Published online by Cambridge University Press: 28 March 2008
The origin of Jewish–Greek literature can be traced back to the translation of the Hebrew Torah (the Pentateuch) into Greek, the socalled Septuagint. This is the source which nourished the greater part of the literary production of the Hellenistic Jews. Originally the legend of the 70 (or 72) translators who were said to have rendered the Hebrew Bible into Greek in the reign of Ptolemy II Philadelphus (285-246 b.c.e.) – whence too the name ‘Septuagint’ – referred only to the Torah, the first and properly speaking the canonical part of the Hebrew Bible, or rather its Greek version. This traditional story contains at least a core of truth: shortly after 300 b.c.e. the Jews of the Diaspora, especially in Egypt, felt the need for a Greek translation of their Holy Scripture, because obviously only a minority of Jews in that Greek-speaking environment were still capable of reading and understanding Hebrew. However, some scholars are inclined to follow the legendary narrative of the Pseudo-Aristeas letter.

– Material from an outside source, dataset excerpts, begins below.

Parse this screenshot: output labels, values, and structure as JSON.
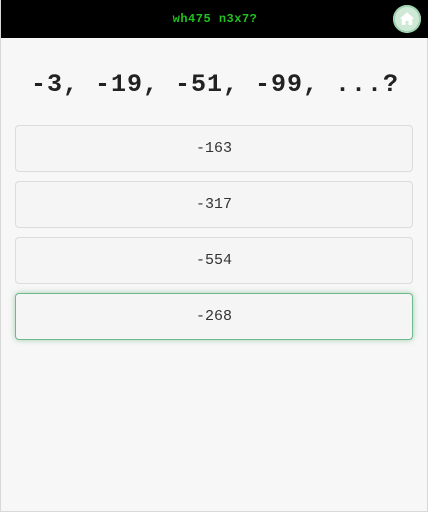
{
  "header": {
    "title": "wh475 n3x7?",
    "home_icon": "home-icon"
  },
  "question": {
    "text": "-3, -19, -51, -99, ...?"
  },
  "answers": [
    {
      "label": "-163",
      "selected": false
    },
    {
      "label": "-317",
      "selected": false
    },
    {
      "label": "-554",
      "selected": false
    },
    {
      "label": "-268",
      "selected": true
    }
  ],
  "colors": {
    "header_bg": "#000000",
    "title_text": "#1fc21f",
    "selected_border": "#6fb98a",
    "home_button_bg": "#cfe9d6"
  }
}
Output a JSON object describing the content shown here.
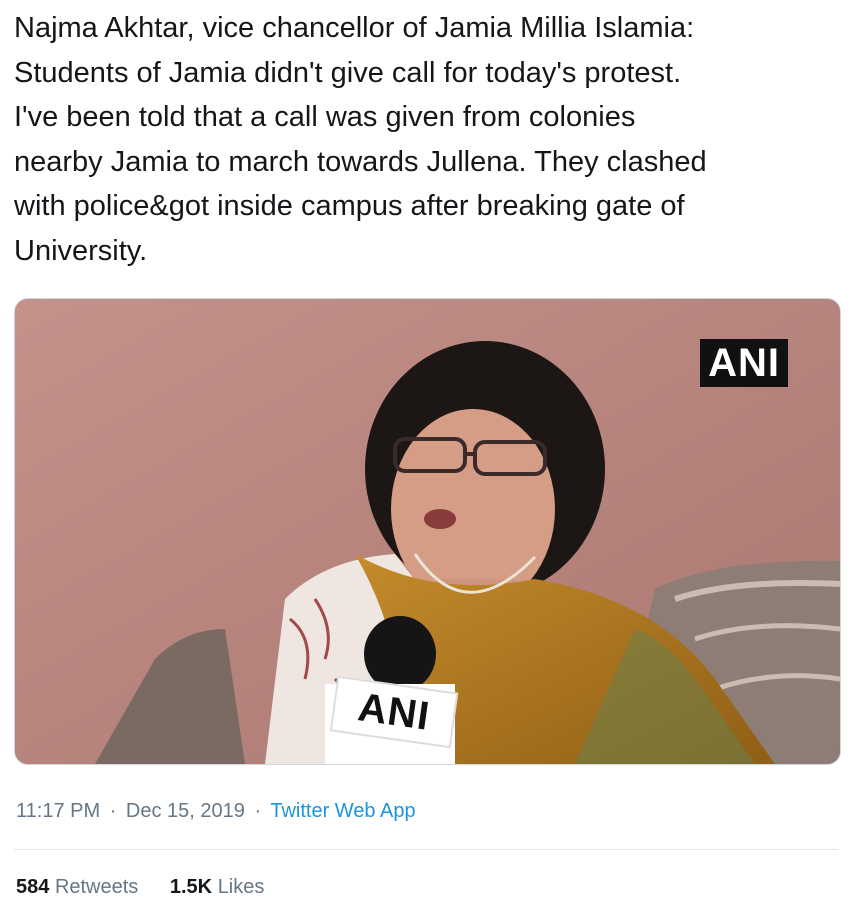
{
  "tweet": {
    "text_lines": [
      "Najma Akhtar, vice chancellor of Jamia Millia Islamia:",
      "Students of Jamia didn't give call for today's protest.",
      "I've been told that a call was given from colonies",
      "nearby Jamia to march towards Jullena. They clashed",
      "with police&got inside campus after breaking gate of",
      "University."
    ],
    "media": {
      "watermark": "ANI",
      "mic_label": "ANI"
    },
    "time": "11:17 PM",
    "date": "Dec 15, 2019",
    "separator": "·",
    "source": "Twitter Web App",
    "retweets_count": "584",
    "retweets_label": "Retweets",
    "likes_count": "1.5K",
    "likes_label": "Likes"
  },
  "colors": {
    "text": "#14171a",
    "secondary": "#657786",
    "link": "#1b95e0",
    "wall": "#b78680"
  }
}
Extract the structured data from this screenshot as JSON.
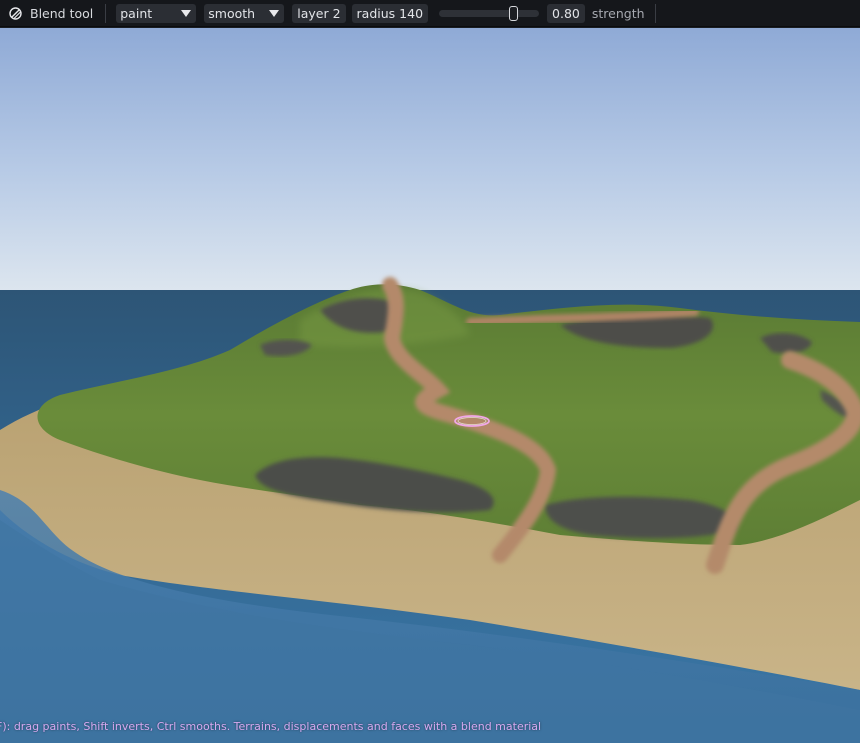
{
  "toolbar": {
    "title": "Blend tool",
    "title_icon": "blend-tool-icon",
    "mode": {
      "selected": "paint"
    },
    "falloff": {
      "selected": "smooth"
    },
    "layer_label": "layer 2",
    "radius_label": "radius 140",
    "radius_slider": {
      "value_fraction": 0.75
    },
    "strength_value": "0.80",
    "strength_label": "strength"
  },
  "status_text": "F): drag paints, Shift inverts, Ctrl smooths. Terrains, displacements and faces with a blend material",
  "colors": {
    "toolbar_bg": "#15171b",
    "status_text": "#d6a9f0",
    "brush_cursor": "#f0a8e8"
  }
}
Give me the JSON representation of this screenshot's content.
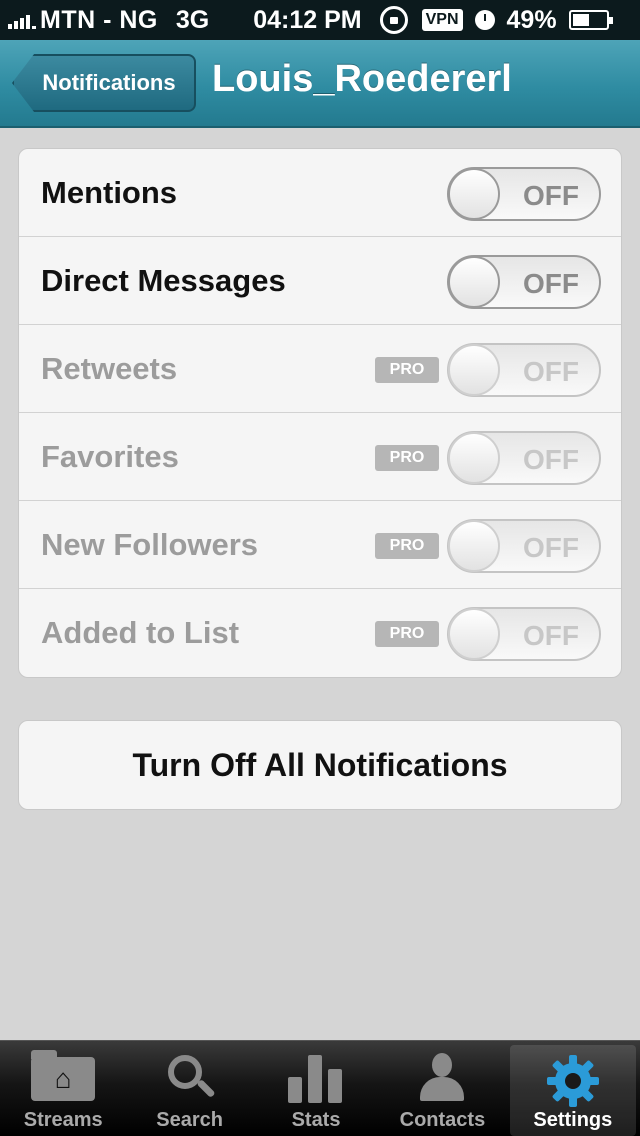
{
  "status_bar": {
    "carrier": "MTN - NG",
    "network": "3G",
    "time": "04:12 PM",
    "vpn": "VPN",
    "battery_percent_text": "49%",
    "battery_level": 0.49
  },
  "nav": {
    "back_label": "Notifications",
    "title": "Louis_Roedererl"
  },
  "settings": {
    "rows": [
      {
        "label": "Mentions",
        "state": "OFF",
        "pro": "",
        "enabled": true
      },
      {
        "label": "Direct Messages",
        "state": "OFF",
        "pro": "",
        "enabled": true
      },
      {
        "label": "Retweets",
        "state": "OFF",
        "pro": "PRO",
        "enabled": false
      },
      {
        "label": "Favorites",
        "state": "OFF",
        "pro": "PRO",
        "enabled": false
      },
      {
        "label": "New Followers",
        "state": "OFF",
        "pro": "PRO",
        "enabled": false
      },
      {
        "label": "Added to List",
        "state": "OFF",
        "pro": "PRO",
        "enabled": false
      }
    ]
  },
  "actions": {
    "turn_off_all": "Turn Off All Notifications"
  },
  "tabbar": {
    "tabs": [
      {
        "label": "Streams",
        "icon": "folder-home-icon",
        "active": false
      },
      {
        "label": "Search",
        "icon": "search-icon",
        "active": false
      },
      {
        "label": "Stats",
        "icon": "bar-chart-icon",
        "active": false
      },
      {
        "label": "Contacts",
        "icon": "person-icon",
        "active": false
      },
      {
        "label": "Settings",
        "icon": "gear-icon",
        "active": true
      }
    ]
  },
  "colors": {
    "nav_bar": "#2f8ca2",
    "active_tab_icon": "#2b9bd8"
  }
}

The Ptolemaic kings may be supposed to have had a certain interest in the literature of the peoples incorporated into their kingdom (the Jews of Palestine being subjected to the Ptolemaic reign in the third century b.c.e.), so that the initiative for the translation of the Pentateuch might have come from the Ptolemaic court itself.
The literary critic may well conclude that the Greek of the Septuagint, and to some extent the language of subsequent Jewish–Greek literature as well, was rather ‘uncouth’ and in places ‘quite unintelligible’, so that it must have at times appeared somewhat ‘ridiculous’ to a cultured Greek reader.